Rabbi Binyomin Adler – Pesach and How to Succeed in Torah

We begin the Haggadah with the words הא לחמא עניא די אכלו אבהתנא בארעא דמצרים כל דכפין ייתי ויכול כל דצריך ייתי ויפסח, this is the bread of poverty which our fathers ate in the land of Egypt. Whoever is hungry, let him come and eat. Whoever is in need, let him come and celebrate the Pesach. Rav Moshe Shternbuch, shlita, in his classic Modaim Uzmanim (Volume 3:254), wonders why this proclamation is unique to Pesach. Do we not have an obligation on every festival to invite the poor and the hungry? Rav Shternbuch answers that the Vilna Gaon points out that it is said (Shemos 13:6-7)  שִׁבְעַת יָמִים תֹּאכַל מַצֹּת וּבַיּוֹם הַשְּׁבִיעִי חַג לַי-ה-וָֹ-ה: {ז} מַצּוֹת יֵאָכֵל אֵת שִׁבְעַת הַיָּמִים וְלֹא יֵרָאֶה לְךָ חָמֵץ וְלֹא יֵרָאֶה לְךָ שְׂאֹר בְּכָל גְּבֻלֶךָ, for a seven-day period shall you eat matzos, and on the seventh day there shall be a festival to HaShem. Matzos shall be eaten throughout the seven-day period; no chametz may be seen in your possession, nor may leaven be seen in your possession in all your borders. Why does the Torah repeat the injunction to eat matzos for seven days? The Vilna Gaon explained that the first command is that every individual should eat matzah for all seven days. The second command, however, states יֵאָכֵל, that one should ensure that others have matzah to eat for the entire Pesach. Thus, it is specifically on Pesach where we are required by the Torah to feed others. Yet, this still does not explain why we are specifically required to invite guests to the Pesach Seder (See Rav Shternbuch’s suggestion for an answer).

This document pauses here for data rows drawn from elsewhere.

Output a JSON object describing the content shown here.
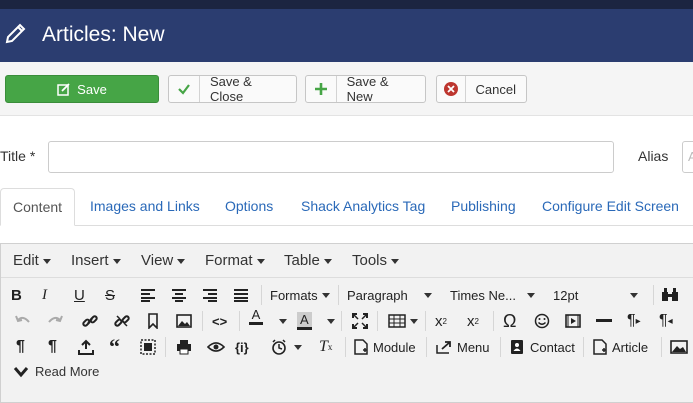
{
  "header": {
    "title": "Articles: New"
  },
  "toolbar": {
    "save_label": "Save",
    "save_close_label": "Save & Close",
    "save_new_label": "Save & New",
    "cancel_label": "Cancel"
  },
  "form": {
    "title_label": "Title *",
    "alias_label": "Alias",
    "alias_placeholder": "A",
    "title_value": ""
  },
  "tabs": [
    "Content",
    "Images and Links",
    "Options",
    "Shack Analytics Tag",
    "Publishing",
    "Configure Edit Screen"
  ],
  "editor": {
    "menus": [
      "Edit",
      "Insert",
      "View",
      "Format",
      "Table",
      "Tools"
    ],
    "formats_label": "Formats",
    "block_format": "Paragraph",
    "font_family": "Times Ne...",
    "font_size": "12pt",
    "buttons": {
      "module": "Module",
      "menu": "Menu",
      "contact": "Contact",
      "article": "Article",
      "read_more": "Read More"
    }
  },
  "colors": {
    "header_bg": "#2b3d70",
    "save_bg": "#46a546",
    "link": "#2a69b8"
  }
}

We can suggest an alternative answer to this question. It is clear that this invitation is not the classic invitation to invite a guest for a meal, as we are already past Kiddush and we are not chasing down people on the street who require a meal. Rather, we are declaring that those who are hungry, i.e those who wish to live a Torah life, should come and eat. The MIshna (Avos 6:4) states כַּךְ הִיא דַּרְכָּהּ שֶׁל תּוֹרָה, פַּת בְּמֶלַח תֹּאכַל, וּמַיִם בִּמְשׂוּרָה תִשְׁתֶּה, וְעַל הָאָרֶץ תִּישַׁן, וְחַיֵּי צַעַר תִּחְיֶה, וּבַתּוֹרָה אַתָּה עָמֵל, אִם אַתָּה עֹשֶׂה כֵן, אַשְׁרֶיךָ וְטוֹב לָךְ. אַשְׁרֶיךָ בָּעוֹלָם הַזֶּה וְטוֹב לָךְ לָעוֹלָם הַבָּא, this is the way of Torah, eat bread with salt, and drink measured water. Sleep on the earth, and lead a life of distress, and toil in the study of Torah. If you do this, you are fortunate and it will be good for you. You will be fortunate in this world and it will be good for you in the next world. Thus, the author of the Haggadah is stating here that if one is hungry, i.e. he is willing to maintain a state of never being full, he should adopt the Mishna’s method of pursuing a life of toil in studying Torah. The word ויכול, besides its literal meaning of eating, can also be interpreted to mean conquest, as it is said (Devarim 12:16) לֹא תוּכַל לֶאֱכֹל בִּשְׁעָרֶיךָ, and Rashi explains that this means that one is able to but is not allowed to. Similarly, here we say that if one takes an austere approach to Torah study, then ייתי ויכול, he will be able to and he will succeed in the toil of studying Torah. It is noteworthy that the first letters of the words כל דכפין ייתי ויכול and the first letters of the words כל דצריך ייתי ויפסח equal in gematria 40, which is an allusion to the Torah which HaShem gave to Moshe after spending forty days on the mountain.
Pesach is the genesis of our freedom, which culminates in Shavuos, the celebration of our receiving the Torah. When we sit down to the Seder, we commence the proceedings by declaring that the proper way to achieve success in Torah study is by living an ascetic life and then one will truly have attained freedom.